Ukraine — devoid of such capabilities and nuclear security guarantee from the US and NATO — was vulnerable to military invasions. Russia exploited this strategic vulnerability, and invaded Ukraine as part of its strategy to suppress Ukraine’s desire to join NATO. It is largely considered within the realist paradigm that if Ukraine had possessed nuclear weapons and/or could have become part of the NATO in the early 1990s, the strategic environment could have been different. Russia would think many times before launching an invasion. Such is the harsh reality of international politics where states often consider that the international system remains anarchic. States potentially work hard for their survival. They remain rational actors. They also develop offensive military capability. The uncertainty between states — foes or friends — continues to exist.
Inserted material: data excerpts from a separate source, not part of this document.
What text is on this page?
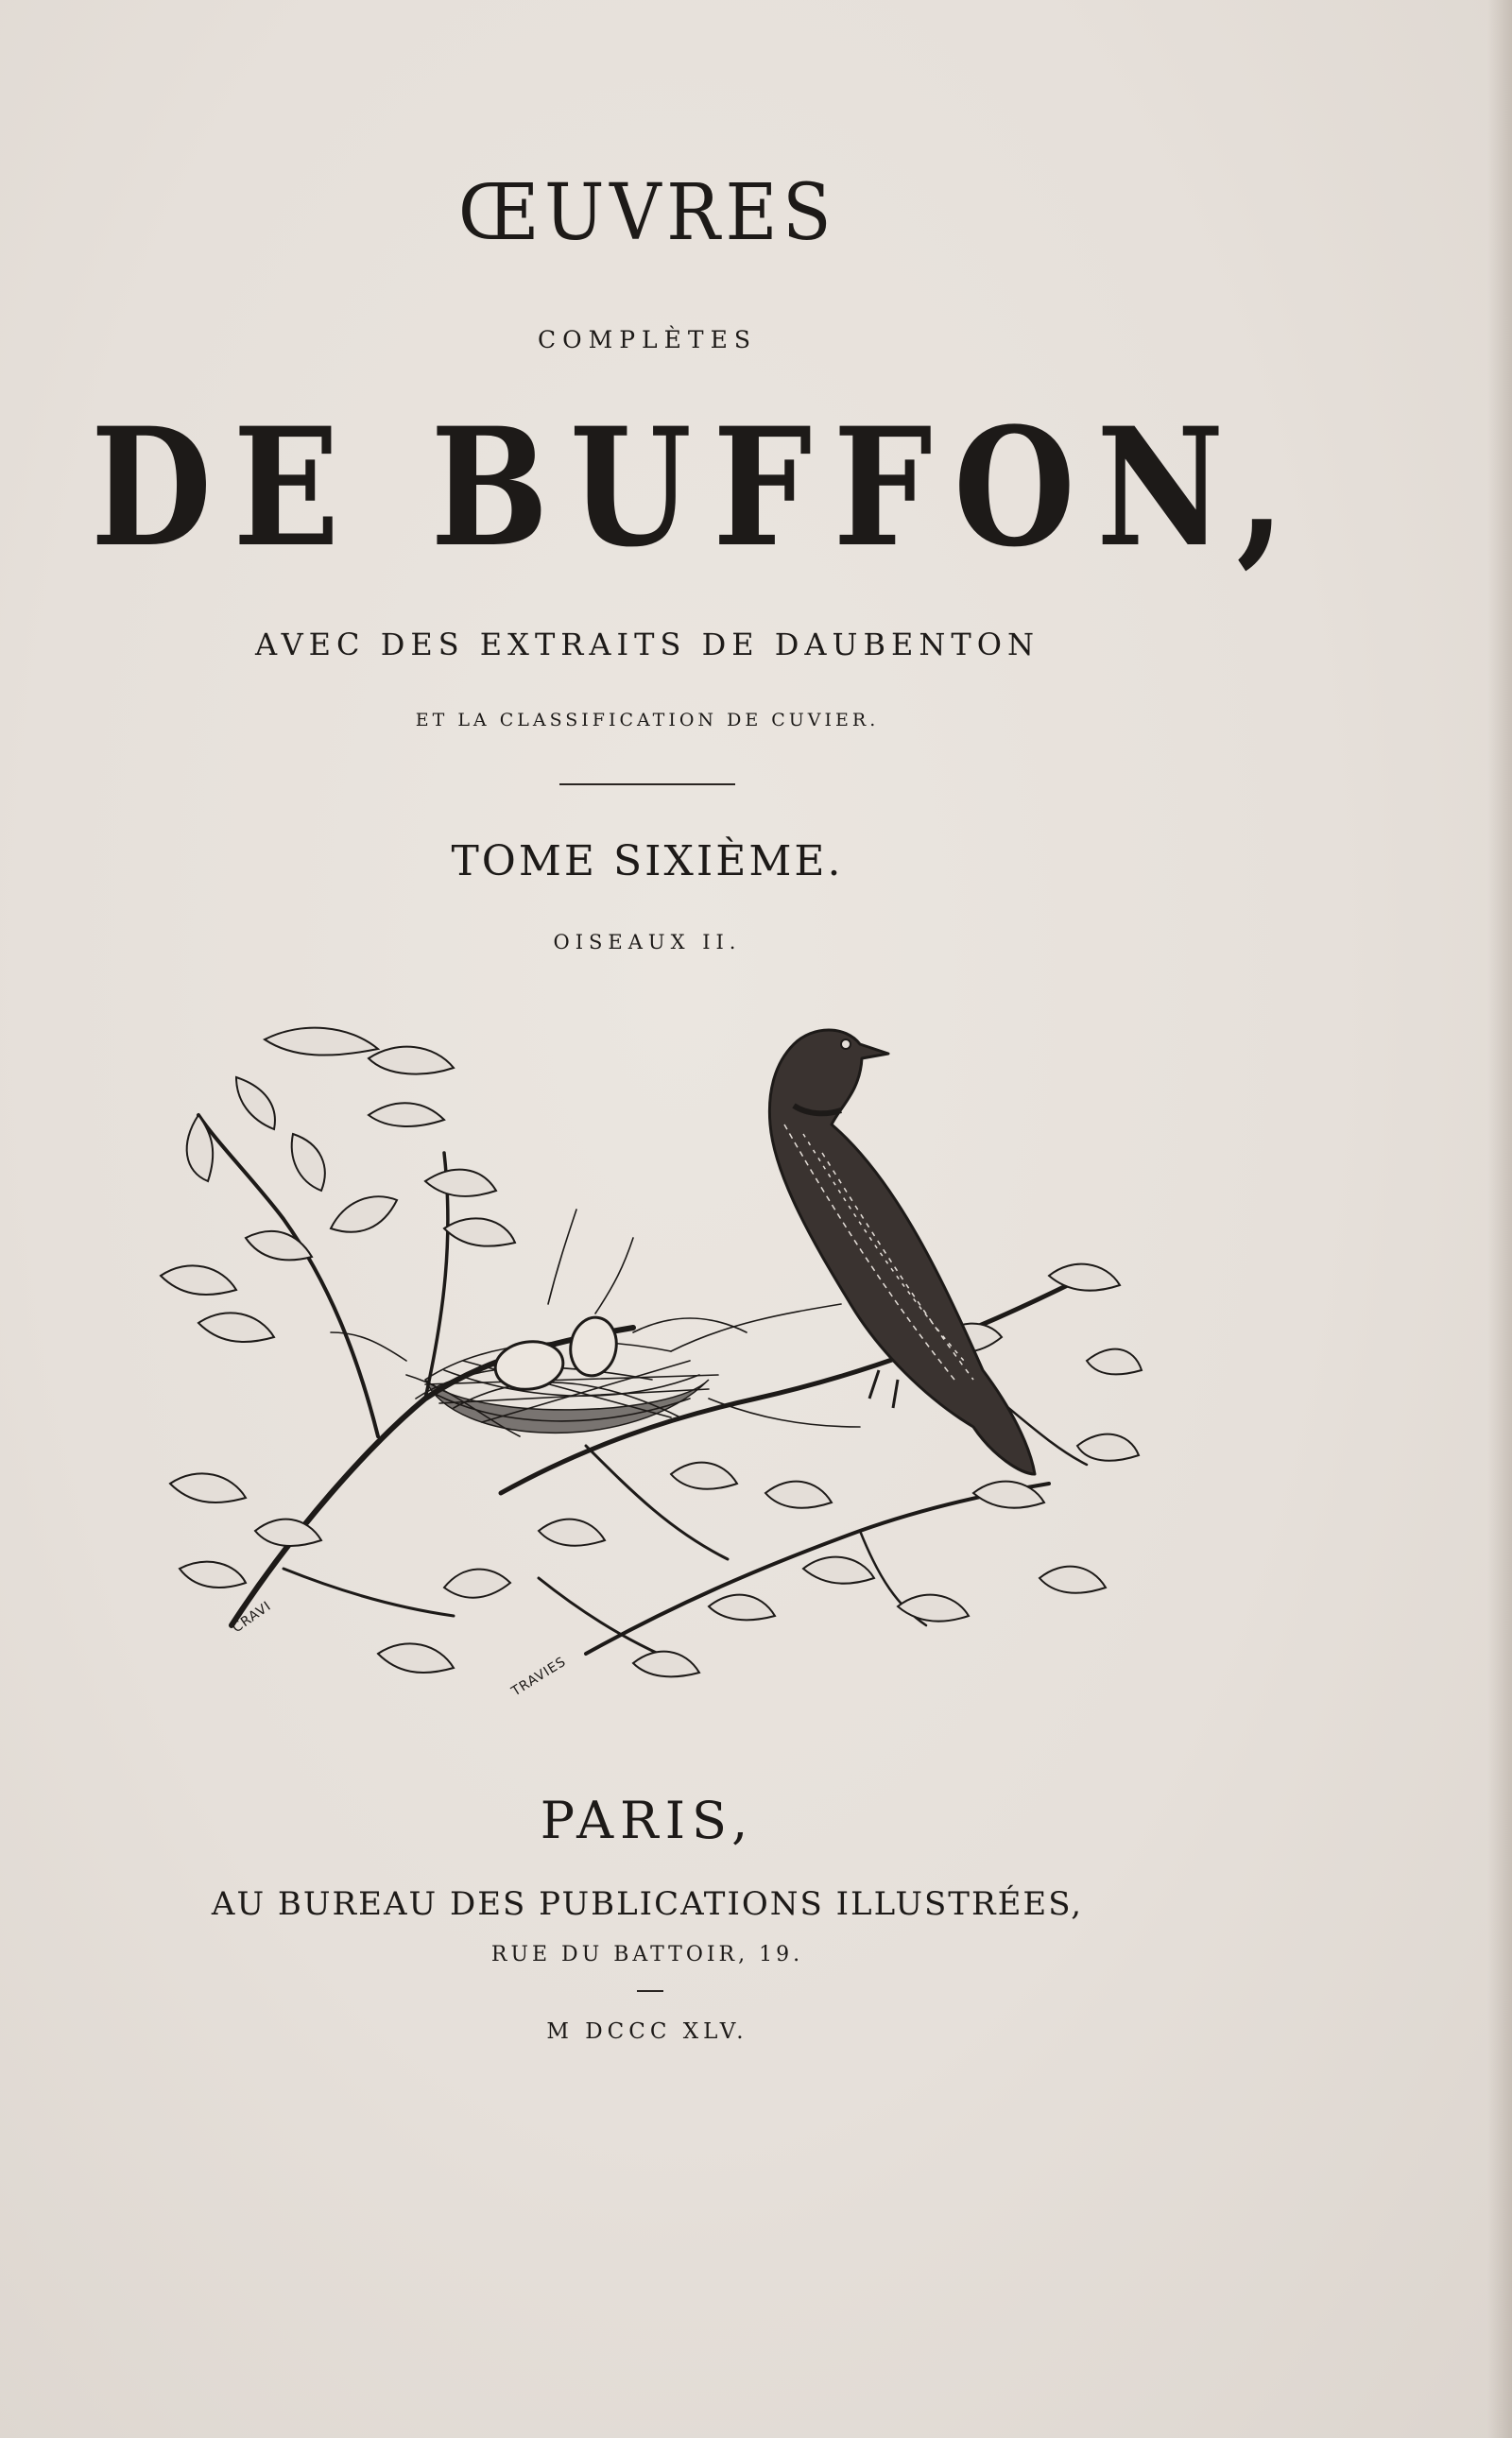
ŒUVRES
COMPLÈTES
DE BUFFON,
AVEC DES EXTRAITS DE DAUBENTON
ET LA CLASSIFICATION DE CUVIER.
TOME SIXIÈME.
OISEAUX II.
CRAVI
TRAVIES
PARIS,
AU BUREAU DES PUBLICATIONS ILLUSTRÉES,
RUE DU BATTOIR, 19.
M DCCC XLV.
Without seriously realising the deep interpretation of the logic of realism imperative, one, for example, can observe the fate of Syria, Libya and Iraq. Both Israel and the US keep military option open against Iran’s nuclear facilities when and if Iran crosses a threshold unacceptable to them both. A revival of JCPOA remains uncertain. While learning lessons from such invasions, North Korea thought it could be the next. It thus quit the NPT and developed and tested its nuclear weapon capability for security purposes. North Korea has recently tested Hwasong-17, an Intercontinental Ballistic Missile with a range of 13,000km capable of hitting any part of the US.
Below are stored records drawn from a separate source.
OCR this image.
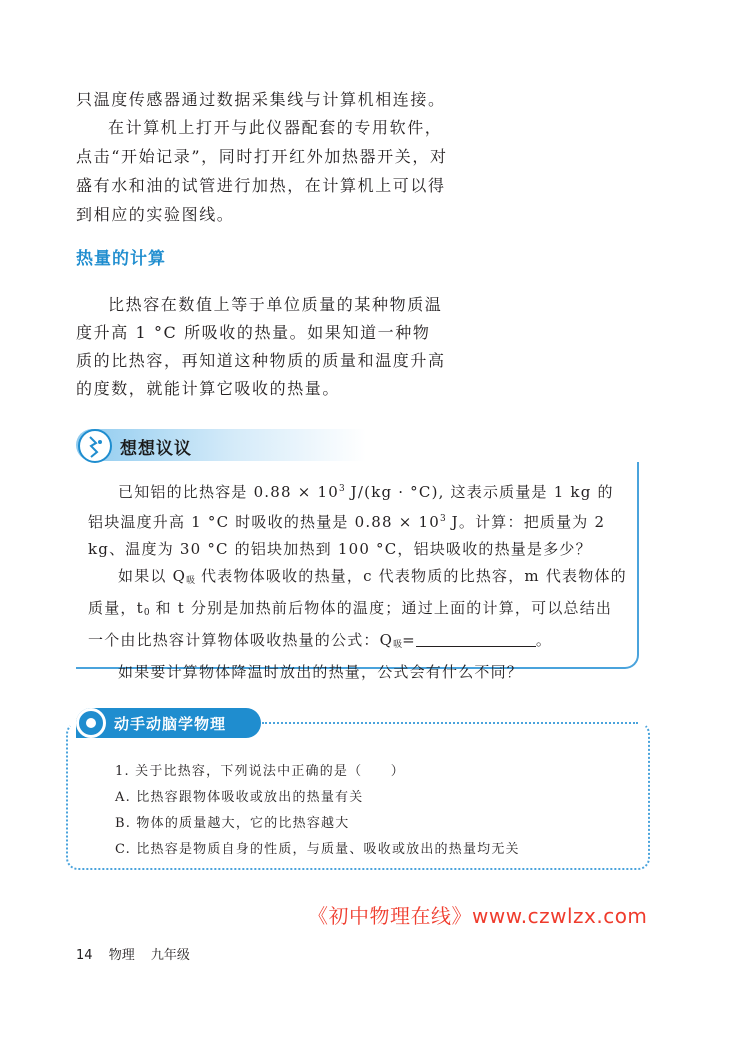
只温度传感器通过数据采集线与计算机相连接。

在计算机上打开与此仪器配套的专用软件，点击“开始记录”，同时打开红外加热器开关，对盛有水和油的试管进行加热，在计算机上可以得到相应的实验图线。

热量的计算

比热容在数值上等于单位质量的某种物质温度升高 1 °C 所吸收的热量。如果知道一种物质的比热容，再知道这种物质的质量和温度升高的度数，就能计算它吸收的热量。

想想议议

已知铝的比热容是 $0.88 \times 10^3$ J/(kg · °C), 这表示质量是 1 kg 的铝块温度升高 1 °C 时吸收的热量是 $0.88 \times 10^3$ J。计算：把质量为 2 kg、温度为 30 °C 的铝块加热到 100 °C，铝块吸收的热量是多少？

如果以 $Q_吸$ 代表物体吸收的热量，c 代表物质的比热容，m 代表物体的质量，$t_0$ 和 t 分别是加热前后物体的温度；通过上面的计算，可以总结出一个由比热容计算物体吸收热量的公式：$Q_吸=$	。

如果要计算物体降温时放出的热量，公式会有什么不同？

动手动脑学物理

1. 关于比热容，下列说法中正确的是（　　）

A. 比热容跟物体吸收或放出的热量有关

B. 物体的质量越大，它的比热容越大

C. 比热容是物质自身的性质，与质量、吸收或放出的热量均无关

《初中物理在线》www.czwlzx.com

14 物理 九年级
Security analysts argue that if Pakistan did not possess nuclear weapons, its fate could have been the same as mentioned. Primarily, Pakistan developed nukes for security and deterrence purposes. It follows a full-spectrum deterrence under the ambit of credible minimum deterrence. Unlike India, it is a responsible nuclear weapon state which takes a good care of its nuclear facilities through best practices and institutional mechanism without misfiring its missiles across the border bearing unintended consequences. At the minimal level, it attempts to develop effective counter measures to plug the gaps against its adversary when and if needed. Its indigenous modernised conventional forces complement to nuclear deterrence remains reassuring that could potentially confront conventional and non-conventional challenges. Pakistan acts rationally in the international system in accordance with the changed strategic environment.
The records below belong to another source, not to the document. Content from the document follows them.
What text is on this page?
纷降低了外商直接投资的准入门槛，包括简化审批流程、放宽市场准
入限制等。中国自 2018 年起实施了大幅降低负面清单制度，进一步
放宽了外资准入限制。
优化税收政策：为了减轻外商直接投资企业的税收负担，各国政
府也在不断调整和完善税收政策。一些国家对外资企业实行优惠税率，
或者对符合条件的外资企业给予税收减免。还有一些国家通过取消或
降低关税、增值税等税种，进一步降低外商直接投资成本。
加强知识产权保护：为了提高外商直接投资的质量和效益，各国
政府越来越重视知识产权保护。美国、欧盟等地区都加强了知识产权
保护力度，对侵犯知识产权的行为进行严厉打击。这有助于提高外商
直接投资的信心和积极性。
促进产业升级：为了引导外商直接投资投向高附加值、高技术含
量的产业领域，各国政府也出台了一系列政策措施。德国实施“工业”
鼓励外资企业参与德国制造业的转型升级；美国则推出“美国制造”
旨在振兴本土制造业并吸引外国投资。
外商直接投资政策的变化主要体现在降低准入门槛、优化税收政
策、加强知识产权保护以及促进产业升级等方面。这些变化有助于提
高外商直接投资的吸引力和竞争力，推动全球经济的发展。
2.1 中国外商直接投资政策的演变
Given the prevailing security environment in the international system, realism teaches Pakistan to continue to possess nuclear weapons while maintaining its safety, credibility and reliability; become part of treaty for peaceful uses of nuclear technology; address its vulnerability by developing advanced conventional force capability; deter its adversary; protect its sovereignty and territorial integrity by possessing offensive military capability; and sustain a fair amount of balance between the traditional and non-traditional security imperatives when it comes to its broader National Security Policy.

Published in The Express Tribune, March 30th, 2022.